Soviet victory depended on rapid advance and almost total surprise... but ANY delay or confusion on the part of NATO equals the same thing. I agree 100% that once the Soviets fire that first shot... all of Western Europe is behind the US all the way. I'm asking what the chances are that, leading up to that first shot, someone in France, or the Netherlands, or Italy decide that there is a "political or diplomatic option" that hasn't been followed... and doesn't cooperate fully with the NATO plan of forward defense, causing a delay in something as vital to our every effort as "REFORGER" or our surface fleet resupply efforts. THAT is the "question" of NATO success that I am bringing up.

My conviction that the war would be won by the West shouldn't surprise anyone, because I think history shows us the facts. The USSR couldn't have waged a long-term war in Europe, and the longer they waited to start it (after the invasion of Afghanistan), then the less time they had to fight it.
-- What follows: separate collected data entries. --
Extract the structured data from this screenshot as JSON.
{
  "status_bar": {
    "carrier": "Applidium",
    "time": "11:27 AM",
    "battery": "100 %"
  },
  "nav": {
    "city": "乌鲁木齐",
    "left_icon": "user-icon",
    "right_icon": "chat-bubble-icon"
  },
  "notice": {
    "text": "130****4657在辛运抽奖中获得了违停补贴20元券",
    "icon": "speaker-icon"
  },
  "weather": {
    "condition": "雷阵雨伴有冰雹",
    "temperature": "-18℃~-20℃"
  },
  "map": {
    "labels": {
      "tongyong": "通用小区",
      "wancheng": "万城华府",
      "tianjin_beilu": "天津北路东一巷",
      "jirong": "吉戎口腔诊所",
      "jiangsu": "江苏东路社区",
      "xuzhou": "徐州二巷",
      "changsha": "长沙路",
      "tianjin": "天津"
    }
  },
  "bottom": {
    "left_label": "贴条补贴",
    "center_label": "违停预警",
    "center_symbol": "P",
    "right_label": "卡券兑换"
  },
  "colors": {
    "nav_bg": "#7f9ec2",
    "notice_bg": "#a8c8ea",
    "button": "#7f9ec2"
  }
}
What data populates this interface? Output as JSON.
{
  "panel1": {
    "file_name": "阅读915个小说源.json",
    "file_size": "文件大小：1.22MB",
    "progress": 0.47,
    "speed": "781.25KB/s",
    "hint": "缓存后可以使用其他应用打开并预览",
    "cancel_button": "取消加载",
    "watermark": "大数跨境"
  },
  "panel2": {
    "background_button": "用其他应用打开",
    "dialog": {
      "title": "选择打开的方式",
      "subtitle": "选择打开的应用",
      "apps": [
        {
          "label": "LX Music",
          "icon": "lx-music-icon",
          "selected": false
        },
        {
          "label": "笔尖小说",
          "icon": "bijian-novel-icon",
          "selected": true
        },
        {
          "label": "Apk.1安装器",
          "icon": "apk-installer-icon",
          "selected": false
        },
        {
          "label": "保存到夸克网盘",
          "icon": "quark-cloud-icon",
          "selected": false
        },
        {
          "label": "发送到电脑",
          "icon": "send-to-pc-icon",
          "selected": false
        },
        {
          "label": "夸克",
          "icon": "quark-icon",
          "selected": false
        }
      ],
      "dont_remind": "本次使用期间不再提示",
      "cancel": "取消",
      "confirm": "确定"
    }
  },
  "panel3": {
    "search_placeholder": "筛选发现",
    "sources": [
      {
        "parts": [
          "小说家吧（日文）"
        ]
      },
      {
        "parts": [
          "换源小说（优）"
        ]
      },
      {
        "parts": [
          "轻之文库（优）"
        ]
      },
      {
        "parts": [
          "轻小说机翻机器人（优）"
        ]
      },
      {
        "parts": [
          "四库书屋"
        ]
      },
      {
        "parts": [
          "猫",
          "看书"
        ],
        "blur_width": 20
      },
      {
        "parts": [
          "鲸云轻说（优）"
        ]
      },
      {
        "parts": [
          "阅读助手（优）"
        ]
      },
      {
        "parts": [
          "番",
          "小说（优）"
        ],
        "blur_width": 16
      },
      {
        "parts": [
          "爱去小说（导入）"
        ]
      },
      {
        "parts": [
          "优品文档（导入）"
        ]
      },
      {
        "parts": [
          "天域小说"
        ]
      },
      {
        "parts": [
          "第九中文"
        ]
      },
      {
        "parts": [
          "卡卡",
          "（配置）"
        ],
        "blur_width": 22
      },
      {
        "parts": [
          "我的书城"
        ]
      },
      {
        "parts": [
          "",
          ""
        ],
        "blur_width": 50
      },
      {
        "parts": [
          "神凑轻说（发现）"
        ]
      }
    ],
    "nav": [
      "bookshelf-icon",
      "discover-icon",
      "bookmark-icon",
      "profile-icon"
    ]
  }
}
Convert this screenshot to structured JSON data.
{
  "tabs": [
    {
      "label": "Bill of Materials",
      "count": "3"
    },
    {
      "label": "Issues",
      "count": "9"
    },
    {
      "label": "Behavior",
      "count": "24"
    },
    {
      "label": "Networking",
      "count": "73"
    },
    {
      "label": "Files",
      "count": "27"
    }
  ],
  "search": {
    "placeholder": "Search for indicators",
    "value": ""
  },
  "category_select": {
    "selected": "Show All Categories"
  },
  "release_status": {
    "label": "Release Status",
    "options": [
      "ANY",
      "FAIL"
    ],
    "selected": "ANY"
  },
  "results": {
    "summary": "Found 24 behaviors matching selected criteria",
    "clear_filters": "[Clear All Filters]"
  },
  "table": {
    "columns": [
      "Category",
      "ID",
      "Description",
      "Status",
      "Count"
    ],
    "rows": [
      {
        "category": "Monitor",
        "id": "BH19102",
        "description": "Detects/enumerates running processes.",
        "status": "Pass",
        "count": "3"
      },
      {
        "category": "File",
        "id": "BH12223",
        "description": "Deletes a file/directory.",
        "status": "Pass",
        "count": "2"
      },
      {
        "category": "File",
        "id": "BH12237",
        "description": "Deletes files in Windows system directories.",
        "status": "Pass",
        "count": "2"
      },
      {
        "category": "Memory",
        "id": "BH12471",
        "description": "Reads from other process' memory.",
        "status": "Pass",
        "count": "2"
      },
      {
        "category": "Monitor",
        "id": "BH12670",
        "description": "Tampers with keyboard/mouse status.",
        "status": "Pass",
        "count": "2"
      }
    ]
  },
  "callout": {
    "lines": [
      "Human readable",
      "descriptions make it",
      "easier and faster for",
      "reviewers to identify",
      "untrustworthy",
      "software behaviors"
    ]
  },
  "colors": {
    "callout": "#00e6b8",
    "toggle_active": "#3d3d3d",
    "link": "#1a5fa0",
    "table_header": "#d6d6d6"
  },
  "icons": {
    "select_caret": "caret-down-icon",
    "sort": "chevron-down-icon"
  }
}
This is simple, economic FACT. The problem is that Soviet doctrine called for the use of armed actions to counter failing economic planning (Brezhnev used this to convince the rest of the Politburo to invade Afghanistan in the first place)... so the worse things got in Russia and the east, the more likely an action against the West must have seemed. NATO would win a long war... but the less prepared we were, the more costly the victory would be. Western Europe was not in favor of allowing that war to be fought at all (with the exception of the UK, I understand) and all the political leadership in the world wouldn't have made the voting public any happier about the prospect.

Anyway... that's MY opinion. No one has to agree at all.